With Venezuelan president Hugo Chávez recovering from surgery, due to what may be terminal cancer, it’s easy to forget that this weekend will mark a handful of key regional races throughout Venezuela, including a gubernatorial race in Miranda state that pits Chávez’s former presidential rival against Chávez’s former vice president.
Although the attention this week has been mostly on Chávez’s health, his departure to Cuba for surgery and, perhaps above all, his speech last Saturday night indicating that his preferred successor is former foreign minister and vice president Nicolás Maduro, the results of Sunday’s races will establish the backdrop for the leading figures of both Chávez’s Partido Socialista Unido de Venezuela (PSUV, or United Socialist Party of Venezuela) and the broad opposition coalition, the Mesa de la Unidad Democrática (MUD).
Indeed, with rumors flying of complications after his surgery, the weekend’s races have counterintuitively become more important as Venezuela prepares for the possibility, at least, of a new early presidential election if Chávez resigns or dies in office.
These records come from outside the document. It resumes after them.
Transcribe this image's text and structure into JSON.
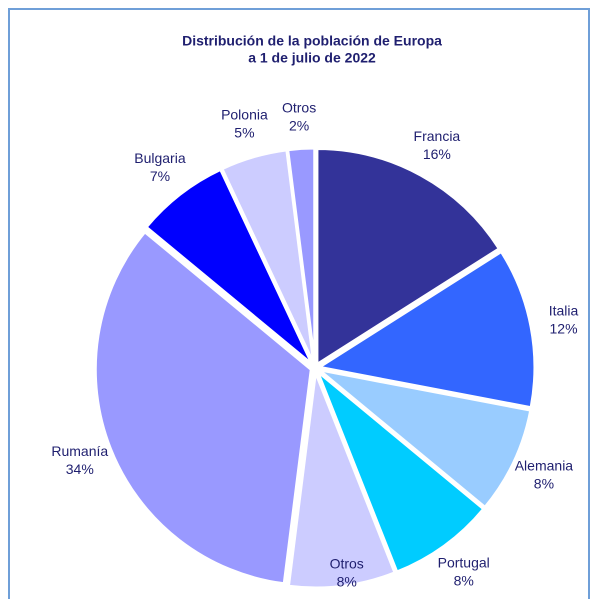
{
  "chart_data": {
    "type": "pie",
    "title": [
      "Distribución de la población de Europa",
      "a 1 de julio de 2022"
    ],
    "categories": [
      "Francia",
      "Italia",
      "Alemania",
      "Portugal",
      "Otros",
      "Rumanía",
      "Bulgaria",
      "Polonia",
      "Otros"
    ],
    "values": [
      16,
      12,
      8,
      8,
      8,
      34,
      7,
      5,
      2
    ],
    "value_labels": [
      "16%",
      "12%",
      "8%",
      "8%",
      "8%",
      "34%",
      "7%",
      "5%",
      "2%"
    ],
    "colors": [
      "#333399",
      "#3366ff",
      "#99ccff",
      "#00ccff",
      "#ccccff",
      "#9999ff",
      "#0000ff",
      "#ccccff",
      "#9999ff"
    ]
  }
}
In their own right, however, because 20% of the federal budget is (theoretically) allotted to state governments, governorships provide the MUD and other opposition candidates a platform for government, notwithstanding the centralization of Venezuela’s federal system under PSUV rule.
The key race that everyone will be watching is the governor’s race in Miranda, where the incumbent, Henrique Capriles, recently finished his unsuccessful presidential campaign against Chávez as the MUD’s standard-bearer — although he lost by 9 points, Capriles won 45% of the vote, making him Chávez’s most successful political opponent in his 13-year reign. Miranda state is likely Venezuela’s most developed state and its second most populous, bordering (and in some cases including) the broad Caracas metropolitan area. Chávez actually won this state in the October presidential race by a squeaker — with 49.96% to Capriles’s 49.52%, and Capriles won the 2008 election with just over 52% of the vote.
His opponent is the somewhat humorless former vice president, Elias Jaua, and although one poll has shown Jaua with a five-point lead against Capriles, other polls have shown varying Capriles leads and it’s certainly difficult to believe Capriles is an underdog. By all accounts, the fresh-faced Miranda governor has been a more-than-capable administrator in the past four years, bringing a dose of good government to Miranda after the corruption of his predecessor, Diosdado Cabello. Furthemore, Jaua’s record as a colorless Chávez yes-man makes it seem like he’s less than likely to sweep to victory, although if Chávez’s health takes a serious turn for the worst between now and Sunday, Jaua may yet benefit from a vote of sympathy.
Capriles defeated Cabello, the governor from 2004 to 2008, in the prior election, and Cabello, who’s since become the leader of Venezuela’s PSUV-dominated National Assembly, would temporarily take over as president in the event that Chávez resigns or dies after he is sworn in for his next term (set to begin January 10), with a snap presidential election to follow within 30 days. Despite Chávez’s speech anointing Maduro as his preferred successor, Cabello has long harbored presidential ambitions, he, along with Jaua (especially if Jaua wins) may try to become the PSUV’s presidential candidate in any such election instead.
Of course, in the event of such a rapid election, Capriles is very likely to lead the opposition against Maduro, Cabello or whomever the PSUV runs. But that could change if Capriles doesn’t win Sunday’s vote in Miranda handily — given his narrow loss to Chávez and the very short 30-day window for a new presidential election, Capriles may nonetheless still be the main opposition candidate. But it would open the door for another candidate to emerge, likely from among the other six states where opposition governors are currently in power.
That brings us to Zulia state and with 3.8 million people, it’s Venezuela’s most populous. Nestled in Venezuela’s far northwest bordering Colombia along the Caribbean coast, Zulia’s oil and agricultural wealth makes it, like Miranda, one of the country’s wealthiest states. Pablo Pérez (pictured above, top), who widely lost the MUD’s presidential nomination to Capriles by a 2-to-1 margin way back in February 2012, is running for reelection in what should be an even more solid opposition win for Un Nuevo Tiempo (UNT, a New Era), the centrist party that was founded in Zulia in the late 1990s and which has controlled the governor’s office since 2000 (until 2008, under Manuel Rosales, who lost the 2006 presidential election against Chávez by a 25-point margin). Pérez is running against the PSUV’s Francisco Arias Cárdenas, governor of Zulia from 1995 to 2000, though Pérez is heavily favored. Capriles did better in Zulia than he did nationwide in October, winning 46.27% to just 53.34% for Chávez. Both Chávez’s national government and Pérez’s UNT regional government have spent large sums on social programs in the state, and a win for the PSUV would be quite a staggering victory for chavismo.
If Capriles falters in Miranda, Pérez, who lies politically to the left of Capriles, could well become the next consensus opposition presidential candidate.